When I first came here I could walk the streets of Baghdad with no protection, drink coffee while I was waiting to have my hair cut, smoke hubble bubble at a cafe, go shopping at King of Dates.
Car bombing happen on a regular basis in Baghdad
The problems were already profound. I quickly learned key words - karaba makou, benzin makou, amal makou - no electricity, no petrol, no work.
But there was also a strong sense that people were enjoying their freedom from the oppressive and homicidal regime of Saddam Hussein.

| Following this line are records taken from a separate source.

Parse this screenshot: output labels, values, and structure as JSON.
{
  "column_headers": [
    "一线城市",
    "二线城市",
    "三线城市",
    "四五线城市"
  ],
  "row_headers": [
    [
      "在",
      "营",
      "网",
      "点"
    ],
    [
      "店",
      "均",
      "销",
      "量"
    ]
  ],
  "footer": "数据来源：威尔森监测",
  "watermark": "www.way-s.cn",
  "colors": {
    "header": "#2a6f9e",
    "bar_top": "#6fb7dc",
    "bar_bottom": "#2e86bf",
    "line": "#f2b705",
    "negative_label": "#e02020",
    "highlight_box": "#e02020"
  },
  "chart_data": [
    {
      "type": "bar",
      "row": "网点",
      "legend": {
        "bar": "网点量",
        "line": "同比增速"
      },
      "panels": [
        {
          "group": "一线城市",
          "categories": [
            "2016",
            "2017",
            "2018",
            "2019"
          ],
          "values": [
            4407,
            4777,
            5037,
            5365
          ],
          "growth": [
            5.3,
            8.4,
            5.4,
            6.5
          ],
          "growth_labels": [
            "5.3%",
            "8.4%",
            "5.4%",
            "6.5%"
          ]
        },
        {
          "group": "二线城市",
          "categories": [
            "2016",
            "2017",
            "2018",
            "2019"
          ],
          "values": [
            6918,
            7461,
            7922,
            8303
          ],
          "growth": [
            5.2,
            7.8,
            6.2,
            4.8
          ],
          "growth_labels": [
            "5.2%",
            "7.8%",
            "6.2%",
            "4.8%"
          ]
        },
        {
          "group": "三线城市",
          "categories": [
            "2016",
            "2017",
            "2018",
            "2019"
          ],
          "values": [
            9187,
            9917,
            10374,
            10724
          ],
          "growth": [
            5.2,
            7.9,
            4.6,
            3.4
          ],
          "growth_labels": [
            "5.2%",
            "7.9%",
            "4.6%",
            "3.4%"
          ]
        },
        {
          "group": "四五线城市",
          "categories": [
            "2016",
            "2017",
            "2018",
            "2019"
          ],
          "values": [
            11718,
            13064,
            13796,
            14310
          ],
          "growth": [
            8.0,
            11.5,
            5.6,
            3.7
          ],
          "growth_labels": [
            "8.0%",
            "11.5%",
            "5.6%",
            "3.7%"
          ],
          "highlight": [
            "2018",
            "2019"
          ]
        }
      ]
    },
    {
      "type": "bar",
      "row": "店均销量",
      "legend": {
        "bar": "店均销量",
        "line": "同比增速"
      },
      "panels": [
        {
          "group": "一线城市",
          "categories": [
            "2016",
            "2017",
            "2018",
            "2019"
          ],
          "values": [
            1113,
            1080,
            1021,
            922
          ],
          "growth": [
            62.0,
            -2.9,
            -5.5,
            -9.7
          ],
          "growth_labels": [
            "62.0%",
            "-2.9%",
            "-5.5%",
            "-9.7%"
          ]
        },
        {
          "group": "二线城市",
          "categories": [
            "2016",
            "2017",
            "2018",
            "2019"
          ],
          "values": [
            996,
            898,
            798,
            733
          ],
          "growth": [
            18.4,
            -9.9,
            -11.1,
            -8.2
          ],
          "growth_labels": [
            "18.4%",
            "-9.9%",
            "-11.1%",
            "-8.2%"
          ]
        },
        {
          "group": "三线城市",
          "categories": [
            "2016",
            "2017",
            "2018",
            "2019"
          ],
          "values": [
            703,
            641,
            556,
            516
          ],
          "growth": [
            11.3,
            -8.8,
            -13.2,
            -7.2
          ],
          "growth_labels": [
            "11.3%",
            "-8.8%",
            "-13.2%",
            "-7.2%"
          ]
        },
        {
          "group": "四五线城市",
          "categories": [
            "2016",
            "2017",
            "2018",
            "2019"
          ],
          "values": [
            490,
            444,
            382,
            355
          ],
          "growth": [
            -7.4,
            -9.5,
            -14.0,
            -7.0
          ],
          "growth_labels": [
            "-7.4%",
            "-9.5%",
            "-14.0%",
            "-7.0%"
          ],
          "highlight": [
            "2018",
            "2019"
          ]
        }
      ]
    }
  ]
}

And that they felt cautiously optimistic that their lives would, one day, improve.
Now I can go nowhere without armed protection and I can only travel in an armoured private car.
I have learned a new word, widely used, when I ask people how they are - ta'aban - tired
I can never spend much more than a quarter of an hour at a cafe or a shop in case an opportunistic informer, perhaps simply desperate for money, makes a mobile telephone call to kidnap us.
One of the almost surreal features of this vicious guerrilla war is the normality within it.
Traffic's heavy, many shops are open, markets are busy and the people I meet are universally welcoming and friendly. But they are also worn out with anxiety.
I have learned a new word, widely used, when I ask people how they are - ta'aban - tired.
Statistically, in this city of around six million, most people are unlikely to be directly affected by an explosion and even when a car bomb detonates just a mile away you do not hear much.
Some homes have generators but you have to queue for hours to buy fuel or pay extortionate prices on the black market
The windows rattle for a couple of seconds and there is a faint displacement of air. But the danger wears no uniform and the fear of it is grinding everybody down.
Power cuts add to the exhaustion.
It is about 45 degrees [Celsius] in the shade almost every day (115 Fahrenheit) and seldom less than 35 [Celsius] at night.
It is common to have one hour of electricity followed by six hours cut.
Ceiling fans and air conditioners stop. Some homes have generators but you have to queue for hours to buy fuel or pay extortionate prices on the black market.
The power cuts affect even the new Iraqi armed forces.
I have a friend who works as an interpreter at one of the largest military bases.
He says they sometimes have no power for 10 hours at a stretch. And this week, a soldier at a checkpoint begged him for just half a litre of petrol so that he could clean his rifle.
My friend has a little girl, Farah, who is six. She hardly goes out now.
Her parents never take her to the park or playground any more because they are terrified that she will be kidnapped.
But the menacing reality of daily life here does at last seem to be penetrating the isolated, heavily protected Green Zone where the British and American Embassies are.
A memo from the American Ambassador to the Secretary of State, Condoleezza Rice, was leaked to the press.
It reported the fears of the Embassy's Iraqi staff and said that they were, "negatively affecting office routine".
Many of their families do not even know they work there.
One man reported that he had queued for petrol for 10 hours.
The embassy has started shredding documents that include Iraqi staffs' surnames.
Back in our office, Ali took another call.
It was from a friend whose brother in law had been shot dead early in the morning in a district where the police said it was not safe for them to go and recover the body.
In the evening, the body was still in the street being eaten by dogs.